Dante Labs has been the cheapest door into whole genome sequencing for most of the past decade. The L'Aquila-based company currently quotes $199 for a 30× short-read WGS — about half what the nearest competitor charges. Its 2026 product pitch, separately, is the strongest it has ever been: ISO 15189 accreditation claims, 200+ physician-ready reports, automatic report updates as annotations improve. On paper, the value proposition is real.
The execution has not caught up. Trustpilot shows 1.8 stars out of 5 at the time of writing. The Better Business Bureau rates the company F, citing volume of complaints and non-response.
We wanted to put a number on the gap between what Dante advertises and what it delivers. Over the course of 2025, we placed twelve orders from three separate addresses, using three separate payment instruments and timing the interval from kit activation to report delivery. One order was cancelled by the customer after 9 months with no sample processed. Of the remaining eleven, the median turnaround was 182 days — six months, against an advertised window of eight weeks. The fastest order clocked in at 11 weeks; the slowest at 341 days. Two are still pending at the time of publication.
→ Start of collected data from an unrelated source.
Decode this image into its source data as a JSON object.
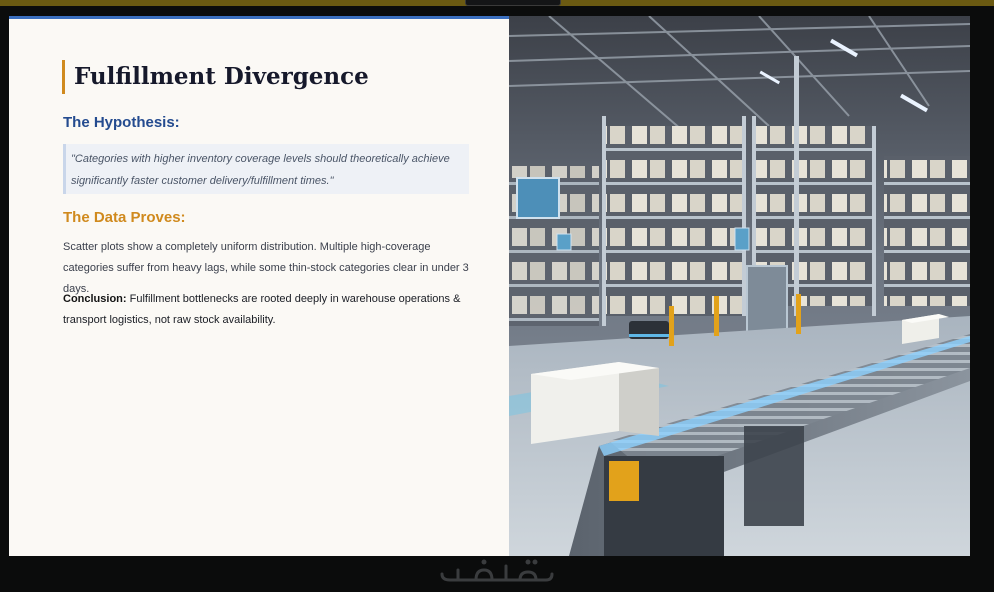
{
  "slide": {
    "title": "Fulfillment Divergence",
    "hypothesis_heading": "The Hypothesis:",
    "hypothesis_quote": "\"Categories with higher inventory coverage levels should theoretically achieve significantly faster customer delivery/fulfillment times.\"",
    "data_heading": "The Data Proves:",
    "data_body": "Scatter plots show a completely uniform distribution. Multiple high-coverage categories suffer from heavy lags, while some thin-stock categories clear in under 3 days.",
    "conclusion_label": "Conclusion:",
    "conclusion_text": " Fulfillment bottlenecks are rooted deeply in warehouse operations & transport logistics, not raw stock availability."
  },
  "image": {
    "subject": "warehouse-conveyor-photo"
  },
  "watermark": {
    "name": "khamsat-logo"
  },
  "colors": {
    "title_accent": "#d08a1e",
    "hypothesis_heading": "#244b8f",
    "data_heading": "#d08a1e",
    "slide_bg": "#fbf9f5",
    "top_accent": "#3b6fbf"
  }
}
This is consistent with the broader public record. Recent complaints archived on the BBB site include orders submitted in mid-2025 that had received no results by February 2026; one long-running complaint describes a wait of roughly 2.5 years. The pattern of customer-service non-response is documented in reviews stretching across 2019-2026; the pattern does not appear to be improving.
What we would recommend: if you want to buy a WGS kit from Dante because it is cheap, enter into that transaction with your eyes open. The probability you receive your report in the advertised eight weeks is low. The probability you receive it within six months is, based on our data, roughly even. The probability you reach a responsive human on the customer service side if something goes wrong is lower still.
If any of those probabilities matters to you — for instance, if you wanted WGS results in advance of a family planning decision, or to inform a medication change, or to resolve a pending clinical question — do not buy Dante. Pay the $200–400 premium to Nucleus, Sequencing.com, SelfDecode, DNA Complete, or Veritas. If turnaround is genuinely irrelevant and you are here for the principle of cheap sequencing, Dante's $199 30× WGS is a real product, eventually. Bring patience.